Pelo que escreveste ao longo do ano, não contava com Tortoise no Top 20, e contava com Matmos no Top 10. Houve para aí mudanças de opinião, não?

Ainda não ouvi Mestre Ambrósio! 🙁

Mas ouvi Mercedes Peon, e fiquei bastante desapontado…

O disco da June Tabor era capaz de entrar o meu Top 30, se tivesse ouvido mais cedo. Numa lista folk, terá o seu lugar assegurado 🙂

Li a tua critica ao “Berlim Babilon” e escusado será dizer que logo que posso, compro! 🙂

Bom resto de férias! 🙂

César

Fernando Magalhães
04.01.2002 160446

Convém esclarecer que houve uma série de discos que, na altura critiquei com nota “8” (caso dos Matmos) e que, na presente lista, foram “ultrapassados” por outros que, na altura, tiveram nota “7” (caso dos Tortoise).
Tal disparidade deve-se, essencialmente, a posteriores audições que alteraram, para cima ou para baixo, as respectivas classificações. Mas são poucos os casos em que isso aconteceu e, de resto, entre um “7” e um “8”, por vezes a diferença de “qualidade real” é mínima…

O disco da Mercedes Péon vale pela força e originalidade com que apresenta a folk da Galiza (o oposto dos ultratradicionais ARDENTIA…).

JUNE TABOR: GRRRRRRRRRRR…estou à espera que o disco me chegue da distribuidora (à borla, claro…) e os tipos ainda não o têm! Devia mas era tê-lo comprado na FNAC quando o vi lá, já para aí há uns 10 dias! Só que agora, depois do Natal, os $$$$$$, percebes…

FM

mp
04.01.2002 170557

“Esta Coisa da Alma” é o álbum anterior do Camané e o “Lupa” é de 2000.

Os Zês e os Pês não estão ao contrário 🙂

Fernando Magalhães
04.01.2002 180640
Ops.

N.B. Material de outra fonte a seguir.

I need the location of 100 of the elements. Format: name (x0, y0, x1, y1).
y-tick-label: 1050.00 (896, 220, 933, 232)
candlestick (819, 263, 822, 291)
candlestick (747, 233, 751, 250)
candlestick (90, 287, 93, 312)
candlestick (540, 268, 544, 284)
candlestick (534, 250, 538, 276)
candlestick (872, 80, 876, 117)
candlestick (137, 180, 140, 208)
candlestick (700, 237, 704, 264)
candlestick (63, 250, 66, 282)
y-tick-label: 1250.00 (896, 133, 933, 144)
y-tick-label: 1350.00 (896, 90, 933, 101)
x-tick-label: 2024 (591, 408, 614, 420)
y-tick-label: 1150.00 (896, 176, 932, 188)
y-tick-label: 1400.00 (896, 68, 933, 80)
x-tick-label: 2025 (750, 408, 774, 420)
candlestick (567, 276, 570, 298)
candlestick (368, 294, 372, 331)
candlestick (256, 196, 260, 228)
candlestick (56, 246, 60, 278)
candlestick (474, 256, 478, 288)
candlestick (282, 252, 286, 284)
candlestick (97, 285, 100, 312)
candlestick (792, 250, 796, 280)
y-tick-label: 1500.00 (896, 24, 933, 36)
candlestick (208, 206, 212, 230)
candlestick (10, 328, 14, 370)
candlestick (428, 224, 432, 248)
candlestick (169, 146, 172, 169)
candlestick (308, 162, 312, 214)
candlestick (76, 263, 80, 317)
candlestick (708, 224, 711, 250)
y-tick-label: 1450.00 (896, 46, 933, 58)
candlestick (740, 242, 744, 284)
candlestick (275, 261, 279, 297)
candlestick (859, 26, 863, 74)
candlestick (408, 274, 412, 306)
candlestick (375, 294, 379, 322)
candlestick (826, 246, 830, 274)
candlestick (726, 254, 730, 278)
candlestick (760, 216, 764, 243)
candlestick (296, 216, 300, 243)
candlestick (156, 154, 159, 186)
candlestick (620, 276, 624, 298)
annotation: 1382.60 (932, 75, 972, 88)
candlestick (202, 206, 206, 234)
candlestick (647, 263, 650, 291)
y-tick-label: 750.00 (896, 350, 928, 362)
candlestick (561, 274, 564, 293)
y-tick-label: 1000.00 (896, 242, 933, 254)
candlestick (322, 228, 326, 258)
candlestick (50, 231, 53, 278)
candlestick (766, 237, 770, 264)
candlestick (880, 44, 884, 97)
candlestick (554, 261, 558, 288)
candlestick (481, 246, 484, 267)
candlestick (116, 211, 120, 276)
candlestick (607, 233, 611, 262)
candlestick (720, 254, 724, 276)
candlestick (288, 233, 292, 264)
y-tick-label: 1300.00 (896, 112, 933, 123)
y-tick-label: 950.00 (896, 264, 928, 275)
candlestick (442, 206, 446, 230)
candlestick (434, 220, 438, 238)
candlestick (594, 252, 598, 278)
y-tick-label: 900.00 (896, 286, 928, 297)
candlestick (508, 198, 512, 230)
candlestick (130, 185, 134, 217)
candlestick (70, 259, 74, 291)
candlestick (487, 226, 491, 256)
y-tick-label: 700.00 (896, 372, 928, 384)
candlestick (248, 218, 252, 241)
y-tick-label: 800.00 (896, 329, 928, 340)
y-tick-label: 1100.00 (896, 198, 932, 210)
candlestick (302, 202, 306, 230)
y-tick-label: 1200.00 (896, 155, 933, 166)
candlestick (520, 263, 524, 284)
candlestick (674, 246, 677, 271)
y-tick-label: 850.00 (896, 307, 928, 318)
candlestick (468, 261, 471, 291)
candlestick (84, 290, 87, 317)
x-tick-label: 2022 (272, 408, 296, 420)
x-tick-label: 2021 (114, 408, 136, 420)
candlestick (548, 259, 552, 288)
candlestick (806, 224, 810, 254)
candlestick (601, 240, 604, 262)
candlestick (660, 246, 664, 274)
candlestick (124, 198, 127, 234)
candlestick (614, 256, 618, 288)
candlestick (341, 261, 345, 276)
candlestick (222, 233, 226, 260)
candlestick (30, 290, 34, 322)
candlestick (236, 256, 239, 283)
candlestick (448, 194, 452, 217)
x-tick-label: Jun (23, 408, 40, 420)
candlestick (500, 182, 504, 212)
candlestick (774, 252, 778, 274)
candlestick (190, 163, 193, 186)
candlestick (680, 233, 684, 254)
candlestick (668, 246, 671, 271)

Tens toda a razão!

Quanto ao álbum da Mafalda Arnauth, trata-se, como é óbvio, de “Esta Voz que me Atravessa”!

E o Godinho, vou ter então que tirar…

FM

Mário Z.
04.01.2002 170501

Nas disparidades anotei sobretudo duas: a grande descida dos por ti muito celebrados Phantom Slasher; a colocação de Vert em 10º lugar… Gostei desta última, porque é um disco com muito para descobrir, em sucessivas audições, e porque tenho a impressão (estarei certo?) de que a maioria dos foruenses não terá ouvido o disco…

Saudações

Mário

Fernando Magalhães
04.01.2002 180648

O álbum dos (do…) VERT é, de facto, um álbum para ir assimilando e descobrir aos poucos, o mesmo acontecendo, de resto, com o dos BUND DEUTSCH PROGRAMMIERER.

Quanto a Phantom Slasher, acontece precisamente o contrário. É um daqueles discos despretensiosos cujo prazer de audição tem muito a ver com o momento e a disposição do auditor.

Não me choca nada ouvir a June Tabor cantar em alemão e francês. 🙂 A SHIRLEY COLLINS, por ex., tem temas cantados em francês que são uma delícia.